Characterizing the expression profile of Dexras1 in human trabecular meshwork cells

• Published in: Biochemistry and biophysics reports Vol. 43; p. 102077
• Main Authors: Chen, ChihWei, Han, Jiapeng, Sanchez, Luis, Chen, Judy L., Zheng, Jie J.
• Format: Journal Article
• Language: English
• Published: Netherlands Elsevier B.V 01.09.2025; Elsevier
• Subjects: Dexamethasone; Dexras1; Glaucoma; Intraocular pressure; Short Communication; Trabecular meshwork; Glaucoma; Trabecular meshwork; Dexamethasone; Dexras1; Intraocular pressure
• ISSN: 2405-5808; 2405-5808
• DOI: 10.1016/j.bbrep.2025.102077

Corticosteroids are a mainstay therapy for the treatment of ocular and systemic inflammatory conditions but are associated with a significant risk of intraocular pressure elevation, or ocular hypertension. If intraocular pressure is inadequately controlled, steroid-induced glaucoma may develop, which can result in permanent vision loss and irreversible blindness. Pathological changes akin to fibrosis in the trabecular meshwork, the tissue responsible for intraocular pressure regulation, have been well described and contribute to the development of steroid-induced ocular hypertension and glaucoma.

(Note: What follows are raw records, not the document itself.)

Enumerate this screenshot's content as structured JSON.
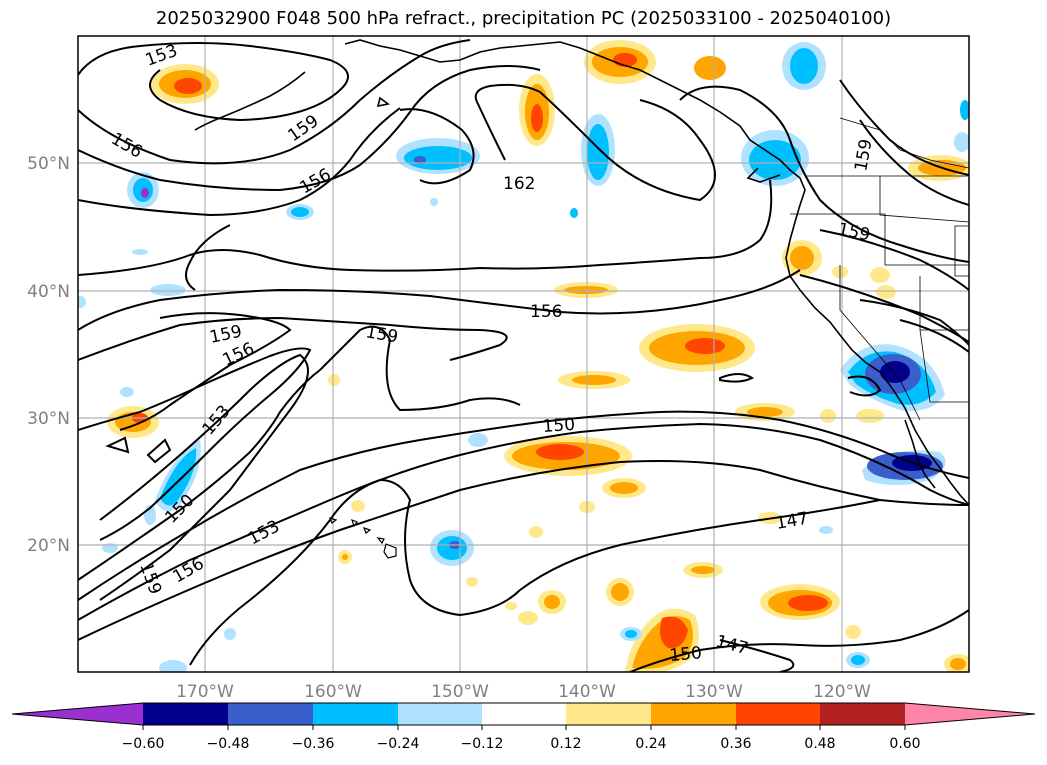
{
  "title": "2025032900 F048 500 hPa refract., precipitation PC (2025033100 - 2025040100)",
  "map": {
    "lat_labels": [
      "50°N",
      "40°N",
      "30°N",
      "20°N"
    ],
    "lon_labels": [
      "170°W",
      "160°W",
      "150°W",
      "140°W",
      "130°W",
      "120°W"
    ],
    "contour_labels": [
      "153",
      "156",
      "159",
      "156",
      "162",
      "159",
      "159",
      "156",
      "159",
      "156",
      "159",
      "153",
      "150",
      "150",
      "153",
      "156",
      "159",
      "147",
      "147",
      "150"
    ]
  },
  "colorbar": {
    "ticks": [
      "−0.60",
      "−0.48",
      "−0.36",
      "−0.24",
      "−0.12",
      "0.12",
      "0.24",
      "0.36",
      "0.48",
      "0.60"
    ],
    "colors": [
      "#9b30d0",
      "#00008b",
      "#3a5fcd",
      "#00bfff",
      "#b0e2ff",
      "#ffffff",
      "#ffe88a",
      "#ffa500",
      "#ff4500",
      "#b22222",
      "#ff85a8"
    ]
  },
  "colors": {
    "frame": "#000000",
    "grid": "#b0b0b0",
    "tick_label": "#808080"
  }
}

However, the molecular mechanisms driving these fibrosis-like changes in the trabecular meshwork following steroid treatment remain poorly understood. RASD1 is a gene coding for Dexras1, a small G protein of the Ras family discovered based on its marked induction by the synthetic glucocorticoid dexamethasone. Accumulating evidence points to the role of glucocorticoids in alterations of trabecular meshwork cell morphology, growth, and cell-extracellular matrix interactions. Therefore, we sought to confirm and further characterize how glucocorticoid-induced Dexras1 expression may contribute to glaucoma pathology in vitro. In this study, we found that dexamethasone significantly upregulated the expression of Dexras1 in trabecular meshwork cells within 30 min to 1 h post treatment. In addition, we discovered two phenotypes of Dexras1 induction independent of glucocorticoid responsiveness: younger and older donors show significant upregulation of Dexras1, whereas middle-aged donors experience little to no changes in Dexras1 expression after dexamethasone treatment. This age-dependent Dexras1 response may provide a novel explanation for the greater prevalence of steroid-induced glaucoma observed in older and younger populations as opposed to middle-aged populations. •Steroid glaucoma is related to pathologic changes in the trabecular meshwork.•Dexras1 is a protein induced in tissues in response to dexamethasone (dex).•We examined Dexras1 expression in nine human trabecular meshwork cell strains.•Dex results in time-dependent upregulation of Dexras1 in trabecular meshwork cells.•We theorize that Dexras1-induced adipogenesis contributes to steroid glaucoma.